Infants who receive warmth and sensitivity from mothers are less prone to obesity, says new study
Infants who receive warmth and sensitivity from their mothers are less prone to obesity, finds a new study.
Home environments that encourage "pleasurable behaviors" such as active play between the mother and the child — as an alternative to eating — can help mitigate a child's food-seeking behavior and thus change the trajectory of weight gain in future, say researchers from the University at Buffalo (UB), who conducted the study.
On the other hand, infants who did not receive the same attention began showing signs of obesity even before they turned a year old. And in children who were over seven years old, the rate of obesity was nearly double the national childhood obesity rate of 18.5%, shows analysis.
The researchers focused on investigating obesity risks in infants whose mothers took to substance use during pregnancy: more than 95% of these mothers took drugs. They also examined infant stress due to low socioeconomic status.
"The prenatal period is a sensitive period of health and disease development. Insults that happen in the womb have life-long consequences. But despite perturbations in fetal development, our study shows that it is possible to mitigate the effect of these exposures during early childhood by warmth, responsive and sensitive parenting in one's home environment, especially in active play," says lead author Kai Ling Kong, who is an assistant professor of pediatrics in the Division of Behavioral Health in the Jacobs School of Medicine and Biomedical Sciences at UB.
Earlier studies have looked at how infants receiving early and good nutrition are protected from obesity risks. Some studies have suggested that pregnant women should follow a healthy lifestyle, avoid malnutrition and smoking, and moderate their free sugar intake to reduce the risk for child obesity.
But most of the earlier research on parental influences on children's weight has focused on the food domain. And the team wanted to investigate if infants growing up in environments that promote comfort and pleasurable behaviors (free-play interactions) reduces obesity risks.
So the team recruited 172 families for the study from two hospitals in Western New York and tracked their infants until they turned seven months old. They observed how mother-infant interactions played out during feeding and non-feeding situations and their subsequent impacts on obesity risks.
The results showed that infants who were tended by less sensitive mothers had a higher BMI in comparison to those whose mothers were warm and sensitive.

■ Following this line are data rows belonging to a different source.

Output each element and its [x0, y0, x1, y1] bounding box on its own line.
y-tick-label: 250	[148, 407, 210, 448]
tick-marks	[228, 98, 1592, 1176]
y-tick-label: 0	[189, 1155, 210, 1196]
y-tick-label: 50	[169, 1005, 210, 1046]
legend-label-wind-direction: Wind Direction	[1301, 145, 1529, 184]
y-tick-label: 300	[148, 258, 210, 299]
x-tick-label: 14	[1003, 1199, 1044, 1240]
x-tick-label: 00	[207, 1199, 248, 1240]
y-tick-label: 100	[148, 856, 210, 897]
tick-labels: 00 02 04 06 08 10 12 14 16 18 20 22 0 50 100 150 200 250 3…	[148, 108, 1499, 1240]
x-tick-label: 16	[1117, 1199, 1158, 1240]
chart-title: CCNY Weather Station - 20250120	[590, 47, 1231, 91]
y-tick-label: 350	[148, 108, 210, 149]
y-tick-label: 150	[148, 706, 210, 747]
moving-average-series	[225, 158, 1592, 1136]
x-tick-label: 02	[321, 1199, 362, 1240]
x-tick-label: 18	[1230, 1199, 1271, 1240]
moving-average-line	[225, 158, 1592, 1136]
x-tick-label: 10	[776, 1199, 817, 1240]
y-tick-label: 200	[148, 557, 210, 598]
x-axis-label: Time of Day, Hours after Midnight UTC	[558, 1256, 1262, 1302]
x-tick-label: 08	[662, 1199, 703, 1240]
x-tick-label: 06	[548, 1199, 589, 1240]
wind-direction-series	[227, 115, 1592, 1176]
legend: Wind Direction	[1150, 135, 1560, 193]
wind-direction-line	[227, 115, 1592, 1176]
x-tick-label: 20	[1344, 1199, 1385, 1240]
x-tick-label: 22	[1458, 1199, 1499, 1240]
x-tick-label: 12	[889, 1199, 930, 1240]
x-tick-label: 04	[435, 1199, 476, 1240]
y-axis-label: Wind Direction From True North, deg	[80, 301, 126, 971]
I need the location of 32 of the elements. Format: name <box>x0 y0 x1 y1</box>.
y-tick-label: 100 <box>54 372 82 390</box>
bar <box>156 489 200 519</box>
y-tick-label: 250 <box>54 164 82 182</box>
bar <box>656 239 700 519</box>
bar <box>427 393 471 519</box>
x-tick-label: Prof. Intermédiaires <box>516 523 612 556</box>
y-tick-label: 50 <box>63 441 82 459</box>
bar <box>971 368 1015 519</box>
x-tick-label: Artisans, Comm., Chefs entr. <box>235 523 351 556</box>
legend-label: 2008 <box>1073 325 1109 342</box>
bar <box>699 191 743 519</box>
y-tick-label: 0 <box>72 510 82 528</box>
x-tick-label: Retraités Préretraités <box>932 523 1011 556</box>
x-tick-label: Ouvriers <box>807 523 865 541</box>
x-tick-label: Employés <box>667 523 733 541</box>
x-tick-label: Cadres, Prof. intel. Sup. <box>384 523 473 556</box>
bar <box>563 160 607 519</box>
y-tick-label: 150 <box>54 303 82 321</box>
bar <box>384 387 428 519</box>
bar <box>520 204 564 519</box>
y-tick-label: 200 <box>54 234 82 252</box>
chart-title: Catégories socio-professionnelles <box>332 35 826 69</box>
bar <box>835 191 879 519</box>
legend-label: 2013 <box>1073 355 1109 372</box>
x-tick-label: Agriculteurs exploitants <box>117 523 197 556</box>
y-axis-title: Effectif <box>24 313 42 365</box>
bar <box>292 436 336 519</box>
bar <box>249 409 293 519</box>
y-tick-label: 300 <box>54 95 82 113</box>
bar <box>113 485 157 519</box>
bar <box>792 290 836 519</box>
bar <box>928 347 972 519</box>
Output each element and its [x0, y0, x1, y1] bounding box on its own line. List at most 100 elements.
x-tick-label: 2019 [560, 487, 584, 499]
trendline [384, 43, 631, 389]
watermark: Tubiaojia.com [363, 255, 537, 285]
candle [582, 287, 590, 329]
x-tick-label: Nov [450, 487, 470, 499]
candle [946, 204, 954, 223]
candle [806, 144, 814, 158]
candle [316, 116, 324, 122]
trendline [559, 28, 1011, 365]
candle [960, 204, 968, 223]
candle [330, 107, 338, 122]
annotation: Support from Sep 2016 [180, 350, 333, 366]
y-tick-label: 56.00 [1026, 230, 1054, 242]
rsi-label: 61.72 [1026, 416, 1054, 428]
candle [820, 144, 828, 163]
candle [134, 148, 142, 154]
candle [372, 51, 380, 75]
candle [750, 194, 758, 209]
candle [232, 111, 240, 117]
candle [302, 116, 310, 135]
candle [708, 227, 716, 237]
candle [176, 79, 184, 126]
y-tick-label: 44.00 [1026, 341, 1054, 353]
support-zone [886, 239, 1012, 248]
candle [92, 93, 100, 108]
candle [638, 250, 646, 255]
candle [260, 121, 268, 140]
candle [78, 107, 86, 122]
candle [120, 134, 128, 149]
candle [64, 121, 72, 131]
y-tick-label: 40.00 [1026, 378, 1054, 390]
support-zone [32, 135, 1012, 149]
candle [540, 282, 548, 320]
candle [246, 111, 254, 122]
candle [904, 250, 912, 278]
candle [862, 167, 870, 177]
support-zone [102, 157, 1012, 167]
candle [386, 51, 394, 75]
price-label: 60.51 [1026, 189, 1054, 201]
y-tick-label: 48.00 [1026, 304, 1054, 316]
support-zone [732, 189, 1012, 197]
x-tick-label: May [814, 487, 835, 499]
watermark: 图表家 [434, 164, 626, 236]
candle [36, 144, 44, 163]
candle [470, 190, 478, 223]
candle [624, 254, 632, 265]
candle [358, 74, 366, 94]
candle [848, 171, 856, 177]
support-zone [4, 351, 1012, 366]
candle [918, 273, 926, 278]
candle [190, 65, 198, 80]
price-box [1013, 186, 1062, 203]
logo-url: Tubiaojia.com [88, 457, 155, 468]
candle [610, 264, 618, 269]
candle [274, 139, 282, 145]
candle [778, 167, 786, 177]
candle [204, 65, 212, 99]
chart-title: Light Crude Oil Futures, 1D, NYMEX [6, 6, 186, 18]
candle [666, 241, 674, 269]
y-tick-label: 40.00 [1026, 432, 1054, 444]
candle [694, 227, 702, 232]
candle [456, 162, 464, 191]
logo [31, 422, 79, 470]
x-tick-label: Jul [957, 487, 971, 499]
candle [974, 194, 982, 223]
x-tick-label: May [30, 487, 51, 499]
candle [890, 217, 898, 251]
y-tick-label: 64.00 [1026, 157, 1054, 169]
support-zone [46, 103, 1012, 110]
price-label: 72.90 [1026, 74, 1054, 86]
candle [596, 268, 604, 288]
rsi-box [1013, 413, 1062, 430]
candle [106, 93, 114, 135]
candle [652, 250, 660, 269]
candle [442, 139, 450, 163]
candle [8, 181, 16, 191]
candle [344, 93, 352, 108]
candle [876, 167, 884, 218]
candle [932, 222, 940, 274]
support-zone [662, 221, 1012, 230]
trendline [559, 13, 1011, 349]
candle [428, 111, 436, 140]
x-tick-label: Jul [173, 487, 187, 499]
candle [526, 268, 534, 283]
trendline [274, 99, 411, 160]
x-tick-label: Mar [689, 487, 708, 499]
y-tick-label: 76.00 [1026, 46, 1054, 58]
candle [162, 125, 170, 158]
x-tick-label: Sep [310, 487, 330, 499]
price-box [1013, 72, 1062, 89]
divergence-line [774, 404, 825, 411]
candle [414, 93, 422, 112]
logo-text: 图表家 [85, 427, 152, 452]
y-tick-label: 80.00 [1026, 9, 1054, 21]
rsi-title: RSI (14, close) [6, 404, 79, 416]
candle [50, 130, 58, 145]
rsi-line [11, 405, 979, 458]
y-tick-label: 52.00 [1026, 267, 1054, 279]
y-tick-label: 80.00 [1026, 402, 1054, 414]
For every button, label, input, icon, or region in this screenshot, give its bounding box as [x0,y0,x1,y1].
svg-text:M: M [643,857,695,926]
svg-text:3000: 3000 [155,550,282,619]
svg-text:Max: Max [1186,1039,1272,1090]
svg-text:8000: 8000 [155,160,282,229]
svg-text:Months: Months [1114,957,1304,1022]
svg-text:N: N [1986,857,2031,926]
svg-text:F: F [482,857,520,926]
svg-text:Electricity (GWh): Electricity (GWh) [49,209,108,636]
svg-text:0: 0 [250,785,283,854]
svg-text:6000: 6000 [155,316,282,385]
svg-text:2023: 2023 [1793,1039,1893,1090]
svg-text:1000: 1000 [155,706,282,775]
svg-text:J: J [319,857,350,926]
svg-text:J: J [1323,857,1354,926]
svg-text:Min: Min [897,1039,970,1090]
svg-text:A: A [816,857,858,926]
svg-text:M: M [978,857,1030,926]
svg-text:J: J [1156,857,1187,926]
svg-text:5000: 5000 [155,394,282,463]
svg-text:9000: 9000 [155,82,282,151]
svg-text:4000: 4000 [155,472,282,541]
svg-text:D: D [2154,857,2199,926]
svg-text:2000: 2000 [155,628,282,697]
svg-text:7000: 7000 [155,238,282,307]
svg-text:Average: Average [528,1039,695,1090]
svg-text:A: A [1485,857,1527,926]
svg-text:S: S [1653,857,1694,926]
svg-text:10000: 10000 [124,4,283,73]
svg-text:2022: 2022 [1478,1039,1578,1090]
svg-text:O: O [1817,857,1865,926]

They also found that more than 36% of the children at seven years old in the study were found to have obesity.
"The findings indicate that mother-infant free-play interactions are more important than mother-infant interactions during feeding for child health outcomes, especially the development of obesity," says Dr. Kong.
The study, according to the research team, could dictate how the issue can be addressed because an earlier intervention program too demonstrated success in minimizing early rapid weight gain. These parents were instructed on how to identify and respond sensitively to infant hunger and satiety cues, says the team.
The authors believe that obesity risks stemming from lack of warmth and sensitivity from mothers can be addressed in a similar manner. "Results from our current study extend this prior work, indicating that such interventions beginning in early infancy and focusing on play interactions may have a long-lasting impact on obesity risk among high-risk children," Dr. Kong says.
The study has been published in the journal Obesity.